COVID-19 is only the most recent in a series of calamities grinding down Lebanon. A nationwide shortage of dollars since September has pushed the Lebanese currency to less than a third of its previous value and prompted anti-government protests that brought more than a million people to the streets. Thousands of businesses were shuttered. Almost half the population is expected to fall below the poverty line this year, the World Bank said, even without the coronavirus outbreak.
You can deal with militias and armies, the owners of Beirut’s famous Barbar restaurant say, but you can’t make friends with the coronavirus.
“Day to day, people in Lebanon are afraid to go into the supermarket because of the prices they’ll see. And the impact on refugees is tripled, quadrupled,” said Huda Samra, UNRWA’s communication advisor, in a phone interview.
Aid groups have rallied to contain the damage, but assistance has been stalked by shortfalls.
UNRWA has struggled to maintain funding since the Trump administration withdrew support in 2018. It launched several funding appeals to provide cash assistance — a one-time payment of $90 — to families but didn’t get enough donations, Samra said.
“We reached a point where we couldn’t wait any longer. Things were reaching the level of human disaster, so we had to pull from internal funds to give out emergency help,” she said. Finally, instead of $90, the agency gave families 100,000 Lebanese pounds — less than $25.
“People have no idea how they are going to be able to provide for their families. In March, we asked Syrian refugees what were their top priorities, and 32% told us they were in critical need of food,” Matias Meier, country director for the International Rescue Committee, said by phone. That figure reached 92% this week, he said.
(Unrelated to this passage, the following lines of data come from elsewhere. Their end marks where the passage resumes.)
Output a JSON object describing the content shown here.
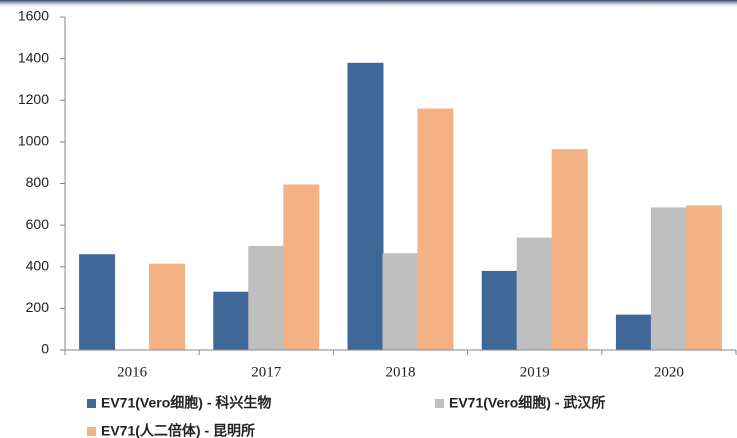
{
  "chart_data": {
    "type": "bar",
    "categories": [
      "2016",
      "2017",
      "2018",
      "2019",
      "2020"
    ],
    "series": [
      {
        "name": "EV71(Vero细胞) - 科兴生物",
        "color": "#3f6899",
        "values": [
          460,
          280,
          1380,
          380,
          170
        ]
      },
      {
        "name": "EV71(Vero细胞) - 武汉所",
        "color": "#bfbfbf",
        "values": [
          null,
          500,
          465,
          540,
          685
        ]
      },
      {
        "name": "EV71(人二倍体) - 昆明所",
        "color": "#f4b183",
        "values": [
          415,
          795,
          1160,
          965,
          695
        ]
      }
    ],
    "ylim": [
      0,
      1600
    ],
    "yticks": [
      0,
      200,
      400,
      600,
      800,
      1000,
      1200,
      1400,
      1600
    ],
    "grid": false
  }
}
It’s easy to glimpse that desperation at the open-air market in Sabra, where merchants ply their goods regardless of the risks of coronavirus transmission.
“Business? It’s not even a quarter of what we normally get,” said Mohammad Deerawi, a butcher whose prices for meat had more than doubled since September. “When they do come, customers get a pound. Before, they would have gotten 3 at least.”
In one grocery store, a trickle of customers approached Ibrahim Mohammad, a slender 18-year-old clerk, to inquire about the price of an item, only to whistle and walk away once they heard the answer.
“There’s nothing I can do. There’s no point in working anymore,” he said. “Every time I sell something, its price ends up increasing and it becomes a loss for me.”
Nearby was a photo studio belonging to Ahmad Qassem, a Palestinian refugee who has lived for decades with his wife and five children in an apartment near Shatila. His two sons, he said, had to stop working as deliverymen while he scrambled to get more work. His money is stuck in Lebanese banks that since September have limited withdrawals.
The studio used to bring in more than $50 a day. “This is a big store. From the time of corona till now, I barely get more than a dollar a day,” he said.
“It’s never been so bad here. We don’t know what to do.”